El rechazo socialista a la conversión de las gobernaciones en provincias fue reafirmado en una visita que Repetto, por entonces encargado de la propaganda en el interior, realizó a Santa Rosa a finales de 1926. En un mitin de la Federación Socialista de La Pampa, celebrado en la plaza principal de la ciudad, el diputado volvía sobre los motivos desde siempre alegados por su partido en contra de esa transformación. Entre los asistentes se contaban también algunos simpatizantes provincialistas que invitaron al diputado a revisar su posición sobre el tema, sosteniendo que el cambio de estatus era la única verdadera solución a todos los problemas de la gobernación. Si bien Repetto dijo comprender “el desaliento que provoca el desequilibrio actual entre las provincias a menudo pobres y raquíticas y los Territorios ricos y pletóricos”, expresó que no había que llegar “hasta el extremo de desear la reedición de las provincias, con todo el engranaje atrasado del mecanismo federal”.56 Antes bien, en lugar de adecuarse a los “moldes arcaicos” adoptados por el país en el siglo pasado, los Territorios debían ser “el tipo de una nueva organización político-administrativa [...] sin autonomías ficticias y anacrónicas”, y mejor ajustada a las tendencias internacionales que mostraban que “la centralización administrativa constituía un fenómeno universal”.57 Para Repetto, los Territorios no necesitaban “ficciones de autonomía provincial que son el azote de los estados argentinos”, sino un régimen municipal vigoroso, la elección popular de los funcionarios territoriales y la representación en el Congreso nacional.58 Contando con tales medios, una gobernación como la de La Pampa realizaría “en pocas décadas la transformación político-administrativa de que serán incapaces con el viejo engranaje federal en una centuria las catorce provincias”.59 Ese optimismo encontraba respaldo, según Repetto, en la mayor capacidad cívica de los pobladores de los Territorios, comprobada en la conquista de gobiernos municipales por parte de los socialistas, como también por la representación por la minoría obtenida en otras localidades.60
Los socialistas radicados en La Pampa también rechazaban la transformación de la gobernación en una nueva provincia, aunque esto no implicaba conformidad con el sistema de gobierno vigente sobre los Territorios. En marzo de 1927, el periódico del centro-socialista de Santa Rosa no perdía oportunidad para señalar que “en forma inequívoca la enorme mayoría de los habitantes de las gobernaciones ha hecho saber su opinión adversa a que se le convierta en provincia”, pero al mismo tiempo sostenía la necesidad de introducir reformas a la vieja normativa de 1884 que todavía regía sobre ellos.61 En particular, se trataba de incorporar la elección popular de los gobernadores de los Territorios, aunque de inmediato se aclaraba que “no queremos gobernadores ni legislaturas por el estilo de las que existen en las provincias, refugio de parásitos y teatro continuo de escándalos de toda índole”,62 como el frustrado asesinato del gobernador de San Juan, Federico Cantoni, ocurrido pocos meses antes. Además de esa reforma, los centros socialistas pampeanos propugnaban otras como la representación parlamentaria de los Territorios, la participación de sus pobladores en las elecciones presidenciales y la ampliación de las facultades fiscales de los municipios.
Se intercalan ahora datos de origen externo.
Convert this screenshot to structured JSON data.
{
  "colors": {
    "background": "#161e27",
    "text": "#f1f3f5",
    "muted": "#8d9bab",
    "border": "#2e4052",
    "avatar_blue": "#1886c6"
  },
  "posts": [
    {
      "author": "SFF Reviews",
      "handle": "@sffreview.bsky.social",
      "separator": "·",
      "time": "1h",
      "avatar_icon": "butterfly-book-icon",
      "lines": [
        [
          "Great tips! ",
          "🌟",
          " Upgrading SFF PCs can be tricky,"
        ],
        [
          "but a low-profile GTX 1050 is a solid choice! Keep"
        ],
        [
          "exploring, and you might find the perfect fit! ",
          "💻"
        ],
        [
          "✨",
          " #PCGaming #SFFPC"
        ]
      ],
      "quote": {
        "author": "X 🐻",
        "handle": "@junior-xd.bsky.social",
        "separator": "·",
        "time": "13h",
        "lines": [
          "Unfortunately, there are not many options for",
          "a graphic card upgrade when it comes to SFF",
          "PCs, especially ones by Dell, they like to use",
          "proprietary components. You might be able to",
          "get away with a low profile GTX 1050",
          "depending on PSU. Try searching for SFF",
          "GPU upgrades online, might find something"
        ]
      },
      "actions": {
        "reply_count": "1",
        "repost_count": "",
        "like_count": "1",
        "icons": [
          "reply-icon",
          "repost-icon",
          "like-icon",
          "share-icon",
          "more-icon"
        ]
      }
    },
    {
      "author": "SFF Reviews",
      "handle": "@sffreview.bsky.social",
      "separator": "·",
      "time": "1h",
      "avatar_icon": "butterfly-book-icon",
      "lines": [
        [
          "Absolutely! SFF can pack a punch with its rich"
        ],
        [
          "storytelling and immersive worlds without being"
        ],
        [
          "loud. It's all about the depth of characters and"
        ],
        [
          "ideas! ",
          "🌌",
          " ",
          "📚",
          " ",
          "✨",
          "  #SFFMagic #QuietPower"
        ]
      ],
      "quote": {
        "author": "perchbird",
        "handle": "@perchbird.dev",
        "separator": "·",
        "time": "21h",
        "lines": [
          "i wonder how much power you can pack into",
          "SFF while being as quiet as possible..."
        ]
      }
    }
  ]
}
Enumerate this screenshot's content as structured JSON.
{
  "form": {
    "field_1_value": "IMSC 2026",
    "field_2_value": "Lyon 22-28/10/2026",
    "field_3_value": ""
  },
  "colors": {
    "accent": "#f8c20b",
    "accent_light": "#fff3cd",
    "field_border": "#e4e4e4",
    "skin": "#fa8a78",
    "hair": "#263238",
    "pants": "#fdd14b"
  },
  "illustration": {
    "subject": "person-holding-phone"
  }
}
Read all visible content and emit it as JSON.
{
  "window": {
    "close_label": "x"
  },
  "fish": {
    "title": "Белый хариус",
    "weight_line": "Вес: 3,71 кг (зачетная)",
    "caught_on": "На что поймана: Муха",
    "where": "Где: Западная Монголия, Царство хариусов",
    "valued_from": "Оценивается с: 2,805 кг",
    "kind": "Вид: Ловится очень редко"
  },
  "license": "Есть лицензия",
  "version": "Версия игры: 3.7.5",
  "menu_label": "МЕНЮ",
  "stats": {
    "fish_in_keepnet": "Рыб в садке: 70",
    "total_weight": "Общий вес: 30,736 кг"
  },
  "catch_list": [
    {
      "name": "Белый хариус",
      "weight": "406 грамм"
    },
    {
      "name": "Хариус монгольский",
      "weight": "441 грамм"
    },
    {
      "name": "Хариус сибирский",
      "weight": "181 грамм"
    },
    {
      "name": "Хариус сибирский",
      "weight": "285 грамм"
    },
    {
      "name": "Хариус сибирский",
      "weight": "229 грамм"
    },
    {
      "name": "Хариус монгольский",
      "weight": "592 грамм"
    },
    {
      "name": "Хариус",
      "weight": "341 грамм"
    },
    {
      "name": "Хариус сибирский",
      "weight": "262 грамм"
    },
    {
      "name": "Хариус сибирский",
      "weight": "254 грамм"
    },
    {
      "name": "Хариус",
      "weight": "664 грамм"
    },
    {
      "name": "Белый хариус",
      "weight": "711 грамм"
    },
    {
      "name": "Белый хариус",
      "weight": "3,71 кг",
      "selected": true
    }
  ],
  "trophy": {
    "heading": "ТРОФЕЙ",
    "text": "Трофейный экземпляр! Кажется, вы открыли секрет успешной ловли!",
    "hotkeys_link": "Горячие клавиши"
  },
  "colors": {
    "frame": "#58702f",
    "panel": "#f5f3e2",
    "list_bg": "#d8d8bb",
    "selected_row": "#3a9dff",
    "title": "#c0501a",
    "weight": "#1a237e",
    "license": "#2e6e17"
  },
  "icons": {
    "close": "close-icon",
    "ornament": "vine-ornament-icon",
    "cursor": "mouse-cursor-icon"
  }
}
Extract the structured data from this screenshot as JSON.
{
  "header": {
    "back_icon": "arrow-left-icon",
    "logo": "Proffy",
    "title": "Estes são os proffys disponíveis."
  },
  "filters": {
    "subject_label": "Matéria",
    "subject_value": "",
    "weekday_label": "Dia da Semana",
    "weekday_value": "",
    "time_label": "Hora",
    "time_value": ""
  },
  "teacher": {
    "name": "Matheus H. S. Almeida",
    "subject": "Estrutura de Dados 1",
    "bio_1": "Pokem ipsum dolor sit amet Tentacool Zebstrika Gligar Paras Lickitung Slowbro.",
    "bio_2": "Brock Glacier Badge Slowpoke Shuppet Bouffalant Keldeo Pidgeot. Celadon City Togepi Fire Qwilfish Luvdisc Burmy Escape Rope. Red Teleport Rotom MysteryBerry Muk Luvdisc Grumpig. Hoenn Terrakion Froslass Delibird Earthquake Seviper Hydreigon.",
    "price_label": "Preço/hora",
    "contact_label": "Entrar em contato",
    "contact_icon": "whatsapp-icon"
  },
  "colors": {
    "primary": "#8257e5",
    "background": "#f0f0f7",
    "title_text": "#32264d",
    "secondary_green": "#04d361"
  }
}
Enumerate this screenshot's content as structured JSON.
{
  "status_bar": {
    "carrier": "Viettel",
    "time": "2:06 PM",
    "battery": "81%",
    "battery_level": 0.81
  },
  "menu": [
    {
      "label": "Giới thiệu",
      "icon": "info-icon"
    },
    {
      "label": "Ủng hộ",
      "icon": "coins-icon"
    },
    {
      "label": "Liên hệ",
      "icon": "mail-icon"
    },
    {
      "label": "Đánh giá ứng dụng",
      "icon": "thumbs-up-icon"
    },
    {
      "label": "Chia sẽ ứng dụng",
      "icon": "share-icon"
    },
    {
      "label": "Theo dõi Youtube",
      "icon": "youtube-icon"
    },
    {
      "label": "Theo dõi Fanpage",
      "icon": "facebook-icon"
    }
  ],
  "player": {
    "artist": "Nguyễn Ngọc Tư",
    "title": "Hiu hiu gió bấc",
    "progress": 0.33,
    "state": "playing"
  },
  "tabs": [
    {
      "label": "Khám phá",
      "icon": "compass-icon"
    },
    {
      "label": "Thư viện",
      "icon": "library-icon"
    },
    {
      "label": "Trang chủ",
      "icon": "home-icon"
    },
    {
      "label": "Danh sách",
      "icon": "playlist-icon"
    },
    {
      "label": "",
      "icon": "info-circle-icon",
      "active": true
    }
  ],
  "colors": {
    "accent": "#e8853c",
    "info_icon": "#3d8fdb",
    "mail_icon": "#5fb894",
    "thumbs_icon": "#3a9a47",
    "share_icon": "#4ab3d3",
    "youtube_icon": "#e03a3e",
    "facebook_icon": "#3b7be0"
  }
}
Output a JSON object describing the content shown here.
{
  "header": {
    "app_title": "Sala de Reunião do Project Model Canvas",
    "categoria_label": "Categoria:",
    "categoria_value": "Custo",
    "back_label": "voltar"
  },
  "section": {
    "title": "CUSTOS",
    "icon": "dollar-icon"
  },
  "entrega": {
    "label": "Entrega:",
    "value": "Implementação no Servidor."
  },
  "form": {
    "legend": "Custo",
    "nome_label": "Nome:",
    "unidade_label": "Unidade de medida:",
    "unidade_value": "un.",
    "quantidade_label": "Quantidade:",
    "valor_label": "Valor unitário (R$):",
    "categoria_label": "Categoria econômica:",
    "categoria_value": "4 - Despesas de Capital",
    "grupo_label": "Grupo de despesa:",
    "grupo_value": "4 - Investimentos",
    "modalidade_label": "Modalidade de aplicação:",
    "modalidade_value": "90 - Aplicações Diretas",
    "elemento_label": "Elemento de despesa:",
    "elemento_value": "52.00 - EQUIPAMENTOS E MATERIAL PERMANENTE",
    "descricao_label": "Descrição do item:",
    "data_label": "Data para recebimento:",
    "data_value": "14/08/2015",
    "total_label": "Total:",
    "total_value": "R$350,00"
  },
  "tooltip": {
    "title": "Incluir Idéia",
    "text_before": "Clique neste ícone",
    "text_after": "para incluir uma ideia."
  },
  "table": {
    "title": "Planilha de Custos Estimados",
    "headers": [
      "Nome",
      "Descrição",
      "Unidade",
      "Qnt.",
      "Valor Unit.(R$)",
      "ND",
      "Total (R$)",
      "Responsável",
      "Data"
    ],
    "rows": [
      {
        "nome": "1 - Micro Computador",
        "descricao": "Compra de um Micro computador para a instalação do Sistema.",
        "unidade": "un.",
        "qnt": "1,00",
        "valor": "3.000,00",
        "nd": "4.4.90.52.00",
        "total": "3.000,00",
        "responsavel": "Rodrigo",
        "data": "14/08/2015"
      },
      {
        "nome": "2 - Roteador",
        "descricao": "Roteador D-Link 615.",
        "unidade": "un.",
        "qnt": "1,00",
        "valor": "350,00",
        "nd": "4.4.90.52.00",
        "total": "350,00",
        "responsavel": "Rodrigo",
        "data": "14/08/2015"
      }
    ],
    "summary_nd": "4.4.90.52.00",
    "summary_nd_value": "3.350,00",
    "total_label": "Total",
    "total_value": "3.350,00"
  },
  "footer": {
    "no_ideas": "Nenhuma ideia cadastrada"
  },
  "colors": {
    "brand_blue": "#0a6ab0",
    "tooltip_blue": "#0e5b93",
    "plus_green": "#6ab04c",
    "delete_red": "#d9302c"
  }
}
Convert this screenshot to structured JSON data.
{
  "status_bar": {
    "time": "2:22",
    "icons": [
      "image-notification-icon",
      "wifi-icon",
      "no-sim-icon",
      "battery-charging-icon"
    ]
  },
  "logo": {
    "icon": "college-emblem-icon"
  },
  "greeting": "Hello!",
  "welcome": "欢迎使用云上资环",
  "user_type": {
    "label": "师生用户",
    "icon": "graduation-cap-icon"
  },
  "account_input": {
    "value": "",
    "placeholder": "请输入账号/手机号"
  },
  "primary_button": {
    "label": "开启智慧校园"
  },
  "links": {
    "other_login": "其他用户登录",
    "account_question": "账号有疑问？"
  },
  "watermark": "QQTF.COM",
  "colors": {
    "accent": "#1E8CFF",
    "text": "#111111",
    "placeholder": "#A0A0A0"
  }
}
Estas aspiraciones recibieron el respaldo de los delegados de los centros socialistas de los Territorios que participaron en el XIX Congreso Ordinario del partido -desarrollado en la Capital Federal en octubre de 1927, ya consumada la escisión de los independientes-,63durante el cual celebraron una reunión especial para discutir aspectos específicos de las gobernaciones. Entre las resoluciones adoptadas en tal ocasión, se incluyó una declaración relativa a los Territorios -cuya redacción había sido encomendada a los delegados Eduardo Miranda Gallino, de Resistencia, y Salomón Wapnir, de Ingeniero Luiggi-, en la que se invitaba a los organismos del partido a estudiar la situación de las gobernaciones, “cuya contribución de orden étnico, económico y social constituye un valioso y sólido aporte a la organización nacional, sin que, sin embargo, les sean reconocidos a sus pobladores los derechos de que gozan todos los ciudadanos argentinos del resto del país”.64 Los derechos a los que se aludía eran el de participar en la elección de quienes los gobernaban y el de contar con representación parlamentaria, mas no el de hacer de los Territorios nuevas provincias.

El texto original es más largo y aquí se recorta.